Do your data inform your marketing tactics?
Wag! is an on-demand dog walking and boarding app available in all 50 states and 4,600 U.S. cities. The company recently sought to improve its marketing efficiency by more effectively targeting its marketing campaigns and other activities – specifically by leveraging Machine Learning (ML) to forecast nation-level dog walking demand and predict drops, knowledge which, in turn, would inform its marketing efforts. Wag’s data scientists needed the ability to make more accurate predictions more quickly. In an effort to amplify these efforts, Pariveda and AWS partnered with the company to conduct a seven-week ML Jumpstart project.

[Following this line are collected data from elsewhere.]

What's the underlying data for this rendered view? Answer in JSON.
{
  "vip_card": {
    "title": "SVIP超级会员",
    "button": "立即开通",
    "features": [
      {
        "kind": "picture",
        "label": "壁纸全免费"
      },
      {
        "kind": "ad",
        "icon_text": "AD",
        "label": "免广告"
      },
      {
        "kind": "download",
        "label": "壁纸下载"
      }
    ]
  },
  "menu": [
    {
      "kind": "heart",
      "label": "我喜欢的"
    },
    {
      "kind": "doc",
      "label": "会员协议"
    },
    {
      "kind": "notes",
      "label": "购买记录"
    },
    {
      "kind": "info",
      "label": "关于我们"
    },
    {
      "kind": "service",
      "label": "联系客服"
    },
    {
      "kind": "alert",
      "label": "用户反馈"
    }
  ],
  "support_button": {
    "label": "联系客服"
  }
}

A jumpstart to improved accuracy and results
A team from Pariveda assisted Wag’s data scientists to assess its data and identify relevant features for ML experimentation, introduced an ML algorithm to generate improved accuracy and correlation results, and leveraged the Amazon SageMaker platform to speed up ML experimentation 15 times faster through automation and concurrency. Over the course of the project, Pariveda compressed 45 days’ worth of computation time into just three days.
A foundation for future ML experimentation
The Pariveda team developed for Wag! a ML model that reasonably predicts whether dog walking demand will increase or decrease within the next seven days. Results were as follows:
· 93.8 percent accuracy for the training data set;
· 80.2 percent accuracy for the validation data set; and
· 55.5 percent accuracy for the test (most recent) data set; this figure includes new, non-walking services that will need to be distinguished
· Approximately 70 percent accuracy across both validation and test data sets
Pariveda also identified for Wag! additional, high-probability data features to incorporate in future ML experimentation and defined the productionalization next steps for the current ML process.